Mijn werk zit erop deze week, ik ga weekend vieren. Maar eerst ga ik nog even genieten van de nieuwe website van Lotje&co, met de aankondiging van mijn blog prominent op de voorpagina. En ja: de reageerknop doet het weer, ik hoor graag van je.

donderdag 19 januari 2012

Routeplanner

Om half acht gisteravond begon mijn ‘Ladies Night Out’, het maandelijkse diner met andere internationale moeders, zonder mannen en zonder kinderen. Maar Harro was -voor de verandering- in Houston en Daniël had zwemles, ik kon niet weg. Ik moest wachten tot acht uur, tot Kim en Daniël weer thuis waren.
Snel gaf ik Daan een kus op z’n natte haren en ging op weg, het restaurant was niet naast de deur. In de auto besloot ik dat ik wist waar het was, ik had de routeplanner niet nodig.

Op het kruispunt waar ik de wijk uitrij en de drukke wegen opga, gokte ik op de weg binnendoor in plaats van over de snelweg. De ergste spits was voorbij: de kans dat de ringweg van DC vol zou staan was groter dan de weg door Vienna.
En inderdaad, vrolijk reed ik ons stadje door. Ik kon overal doorrijden; van de vele stoplichten stonden er voldoende op groen om niet te gaan knarsetanden.
Helemaal aan de andere kant, draaide ik snelweg 66 op, richting het westen. Verbazingwekkend kon ik daar ook doorrijden, het heeft zo z’n voordelen om later weg te gaan.
‘Bij Springfellow road moet ik eraf’, mompelde ik in mezelf en negeerde het bord dat zei dat ik de volgende afslag moest hebben voor winkelcentrum ‘Fair Lakes.’ Ik reed langs de Walmart en de Target, waar het restaurant in de buurt moest zijn en keek uit naar de volgende afslag.

Uiteraard kwam die niet en pas een heel stuk verder kon ik de snelweg af, richting het vliegveld. Op deze vierbaansweg kon ik niet zomaar keren en pas vijftien minuten later, reed ik weer op de 66. Speurend naar de juiste afslag.
Al rijdend probeerde ik de routeplanner aan te zetten, maar op z’n Amerikaans veilig kon ik ‘m niet bedienen in een bewegende auto. In een wirwar van afslagen en wegen, probeerde ik nu wel de borden ‘Fair Lakes’ te volgen. Ik stopte langs een stille weg om het adres alsnog in te typen. Gelukkig, ik was dichtbij.
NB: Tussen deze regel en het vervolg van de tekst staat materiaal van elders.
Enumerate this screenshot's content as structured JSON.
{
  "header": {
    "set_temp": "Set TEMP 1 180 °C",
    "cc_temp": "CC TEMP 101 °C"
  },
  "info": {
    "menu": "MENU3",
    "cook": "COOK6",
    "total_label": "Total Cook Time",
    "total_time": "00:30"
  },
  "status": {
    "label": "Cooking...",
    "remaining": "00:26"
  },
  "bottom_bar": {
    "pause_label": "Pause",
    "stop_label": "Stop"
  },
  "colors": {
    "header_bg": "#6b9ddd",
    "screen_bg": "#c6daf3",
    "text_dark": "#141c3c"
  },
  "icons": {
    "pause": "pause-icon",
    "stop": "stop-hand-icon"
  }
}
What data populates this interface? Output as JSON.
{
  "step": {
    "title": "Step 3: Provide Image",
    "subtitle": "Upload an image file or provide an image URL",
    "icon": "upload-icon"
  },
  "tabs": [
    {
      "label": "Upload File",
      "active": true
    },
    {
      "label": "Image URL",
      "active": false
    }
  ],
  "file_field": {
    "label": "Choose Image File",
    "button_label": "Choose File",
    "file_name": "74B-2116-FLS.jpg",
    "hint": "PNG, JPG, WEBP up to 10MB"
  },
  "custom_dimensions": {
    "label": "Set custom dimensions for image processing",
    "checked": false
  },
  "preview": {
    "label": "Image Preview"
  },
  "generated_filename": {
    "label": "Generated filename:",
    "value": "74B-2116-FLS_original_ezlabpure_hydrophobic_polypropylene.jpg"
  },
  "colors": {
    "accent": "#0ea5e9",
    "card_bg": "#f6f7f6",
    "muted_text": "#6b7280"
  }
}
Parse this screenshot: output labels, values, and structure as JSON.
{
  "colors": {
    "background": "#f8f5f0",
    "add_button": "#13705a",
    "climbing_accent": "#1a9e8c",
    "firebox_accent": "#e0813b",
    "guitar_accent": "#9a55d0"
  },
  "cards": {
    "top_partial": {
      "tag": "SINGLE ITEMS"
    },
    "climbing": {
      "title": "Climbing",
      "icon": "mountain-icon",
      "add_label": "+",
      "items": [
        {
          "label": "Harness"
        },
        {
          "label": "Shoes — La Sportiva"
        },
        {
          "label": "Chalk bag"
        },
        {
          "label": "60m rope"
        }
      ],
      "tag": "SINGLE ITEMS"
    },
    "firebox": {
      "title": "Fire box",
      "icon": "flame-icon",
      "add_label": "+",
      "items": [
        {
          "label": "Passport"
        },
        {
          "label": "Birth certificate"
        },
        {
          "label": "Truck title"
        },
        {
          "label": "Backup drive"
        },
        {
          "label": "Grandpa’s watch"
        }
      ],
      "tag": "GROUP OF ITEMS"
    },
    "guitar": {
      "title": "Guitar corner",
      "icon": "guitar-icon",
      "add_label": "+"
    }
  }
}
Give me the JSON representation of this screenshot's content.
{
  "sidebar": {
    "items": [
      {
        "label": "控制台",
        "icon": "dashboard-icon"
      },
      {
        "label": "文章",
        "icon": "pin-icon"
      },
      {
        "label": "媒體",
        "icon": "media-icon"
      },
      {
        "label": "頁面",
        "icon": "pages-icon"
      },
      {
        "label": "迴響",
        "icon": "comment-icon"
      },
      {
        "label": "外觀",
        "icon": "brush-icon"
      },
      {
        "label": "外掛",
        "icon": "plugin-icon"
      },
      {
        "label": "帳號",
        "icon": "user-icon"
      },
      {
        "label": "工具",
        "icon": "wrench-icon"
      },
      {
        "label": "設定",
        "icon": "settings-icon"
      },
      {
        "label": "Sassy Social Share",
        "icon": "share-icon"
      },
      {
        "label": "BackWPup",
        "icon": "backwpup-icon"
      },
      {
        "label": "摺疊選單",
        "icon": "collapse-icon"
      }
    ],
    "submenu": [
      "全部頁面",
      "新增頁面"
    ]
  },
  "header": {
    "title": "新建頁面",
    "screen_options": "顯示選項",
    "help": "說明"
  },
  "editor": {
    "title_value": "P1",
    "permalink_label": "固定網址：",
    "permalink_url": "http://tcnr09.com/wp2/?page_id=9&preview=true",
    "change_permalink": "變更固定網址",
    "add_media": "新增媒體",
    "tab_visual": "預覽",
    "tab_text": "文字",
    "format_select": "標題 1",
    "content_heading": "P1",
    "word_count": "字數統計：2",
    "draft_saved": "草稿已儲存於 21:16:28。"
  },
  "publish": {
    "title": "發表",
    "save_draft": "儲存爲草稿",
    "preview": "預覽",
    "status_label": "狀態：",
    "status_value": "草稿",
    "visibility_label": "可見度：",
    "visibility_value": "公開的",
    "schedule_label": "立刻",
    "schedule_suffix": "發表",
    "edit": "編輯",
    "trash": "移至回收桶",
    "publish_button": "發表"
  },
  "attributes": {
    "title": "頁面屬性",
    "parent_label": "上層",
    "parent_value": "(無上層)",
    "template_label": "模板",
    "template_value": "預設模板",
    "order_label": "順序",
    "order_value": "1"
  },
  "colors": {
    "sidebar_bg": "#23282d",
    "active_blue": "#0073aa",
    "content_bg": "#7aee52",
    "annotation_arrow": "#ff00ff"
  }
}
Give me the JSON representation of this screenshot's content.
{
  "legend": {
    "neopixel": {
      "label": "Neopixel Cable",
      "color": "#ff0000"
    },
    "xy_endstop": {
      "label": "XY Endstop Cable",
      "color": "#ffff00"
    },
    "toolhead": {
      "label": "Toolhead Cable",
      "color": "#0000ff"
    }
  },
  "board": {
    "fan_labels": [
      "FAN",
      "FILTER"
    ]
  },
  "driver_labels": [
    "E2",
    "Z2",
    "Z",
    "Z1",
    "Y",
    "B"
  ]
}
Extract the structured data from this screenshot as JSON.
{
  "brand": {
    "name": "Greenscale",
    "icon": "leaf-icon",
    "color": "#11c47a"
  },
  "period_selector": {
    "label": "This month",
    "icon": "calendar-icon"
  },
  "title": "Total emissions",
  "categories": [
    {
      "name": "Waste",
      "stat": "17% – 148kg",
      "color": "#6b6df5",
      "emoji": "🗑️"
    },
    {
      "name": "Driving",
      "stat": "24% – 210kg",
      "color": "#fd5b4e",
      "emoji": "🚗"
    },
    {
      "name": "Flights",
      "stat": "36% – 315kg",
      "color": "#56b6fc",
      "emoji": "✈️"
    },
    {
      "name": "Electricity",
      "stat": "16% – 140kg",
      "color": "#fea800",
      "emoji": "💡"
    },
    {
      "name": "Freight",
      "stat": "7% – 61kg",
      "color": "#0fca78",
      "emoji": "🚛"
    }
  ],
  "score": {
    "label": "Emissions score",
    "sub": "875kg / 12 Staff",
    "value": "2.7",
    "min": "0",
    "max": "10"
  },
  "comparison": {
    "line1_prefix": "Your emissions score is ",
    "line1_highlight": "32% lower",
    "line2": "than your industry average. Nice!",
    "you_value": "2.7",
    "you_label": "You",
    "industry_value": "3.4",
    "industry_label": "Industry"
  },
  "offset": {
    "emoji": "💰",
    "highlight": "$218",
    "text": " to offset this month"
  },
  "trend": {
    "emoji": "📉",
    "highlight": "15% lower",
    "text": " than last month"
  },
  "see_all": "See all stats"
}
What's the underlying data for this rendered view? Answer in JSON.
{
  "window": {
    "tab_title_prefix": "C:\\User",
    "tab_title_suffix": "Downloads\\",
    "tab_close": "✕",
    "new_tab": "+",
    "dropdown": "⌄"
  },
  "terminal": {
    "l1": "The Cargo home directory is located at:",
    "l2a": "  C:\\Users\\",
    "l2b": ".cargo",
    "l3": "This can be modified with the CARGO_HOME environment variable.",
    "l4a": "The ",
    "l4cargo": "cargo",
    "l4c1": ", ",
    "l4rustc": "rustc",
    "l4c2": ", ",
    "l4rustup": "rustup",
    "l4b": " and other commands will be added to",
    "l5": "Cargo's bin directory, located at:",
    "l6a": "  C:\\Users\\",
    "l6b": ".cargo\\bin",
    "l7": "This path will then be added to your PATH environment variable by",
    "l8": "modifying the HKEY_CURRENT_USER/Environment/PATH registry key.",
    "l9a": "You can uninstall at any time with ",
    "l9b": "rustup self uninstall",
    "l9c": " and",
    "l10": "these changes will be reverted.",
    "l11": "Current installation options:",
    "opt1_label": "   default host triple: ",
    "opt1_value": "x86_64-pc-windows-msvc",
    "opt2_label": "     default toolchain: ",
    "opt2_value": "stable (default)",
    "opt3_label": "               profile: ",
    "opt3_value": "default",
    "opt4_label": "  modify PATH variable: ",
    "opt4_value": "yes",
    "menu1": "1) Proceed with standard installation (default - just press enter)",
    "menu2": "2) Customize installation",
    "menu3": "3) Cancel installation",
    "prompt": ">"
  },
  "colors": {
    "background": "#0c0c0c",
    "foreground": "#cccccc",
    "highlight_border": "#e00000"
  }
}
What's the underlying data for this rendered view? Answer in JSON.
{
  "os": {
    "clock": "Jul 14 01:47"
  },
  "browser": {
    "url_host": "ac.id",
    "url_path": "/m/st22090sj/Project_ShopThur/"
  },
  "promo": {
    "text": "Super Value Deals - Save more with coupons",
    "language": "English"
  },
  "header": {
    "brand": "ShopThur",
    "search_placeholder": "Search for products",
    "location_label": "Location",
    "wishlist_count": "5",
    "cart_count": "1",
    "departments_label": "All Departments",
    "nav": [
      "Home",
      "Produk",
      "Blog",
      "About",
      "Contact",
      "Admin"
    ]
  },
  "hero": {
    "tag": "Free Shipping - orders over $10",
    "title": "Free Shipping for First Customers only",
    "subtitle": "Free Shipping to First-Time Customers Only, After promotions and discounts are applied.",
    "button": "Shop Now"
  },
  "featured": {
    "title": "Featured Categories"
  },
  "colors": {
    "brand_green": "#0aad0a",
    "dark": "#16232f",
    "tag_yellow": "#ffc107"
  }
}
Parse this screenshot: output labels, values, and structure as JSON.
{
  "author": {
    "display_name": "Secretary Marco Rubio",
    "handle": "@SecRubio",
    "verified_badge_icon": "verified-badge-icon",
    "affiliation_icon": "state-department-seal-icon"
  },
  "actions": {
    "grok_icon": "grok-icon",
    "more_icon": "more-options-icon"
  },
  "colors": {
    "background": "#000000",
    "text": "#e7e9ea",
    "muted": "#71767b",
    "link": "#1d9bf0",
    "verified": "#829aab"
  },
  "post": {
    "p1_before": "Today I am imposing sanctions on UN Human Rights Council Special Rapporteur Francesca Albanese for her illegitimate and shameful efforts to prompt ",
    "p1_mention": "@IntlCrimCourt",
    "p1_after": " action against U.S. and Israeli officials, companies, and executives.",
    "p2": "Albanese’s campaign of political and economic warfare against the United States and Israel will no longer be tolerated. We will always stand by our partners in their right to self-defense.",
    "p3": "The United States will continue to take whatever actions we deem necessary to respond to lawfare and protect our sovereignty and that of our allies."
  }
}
‘You have reached your destination’, vertelde de aardige TomTom-mevrouw me op een gegeven moment. Ik keek om me heen en zag het grote parkeerterrein van de Walmart aan de ene kant en een bank aan de andere. Geen Mexicaans restaurant waar de gezellige dames vast al aan de tortillachips met guacamole zaten.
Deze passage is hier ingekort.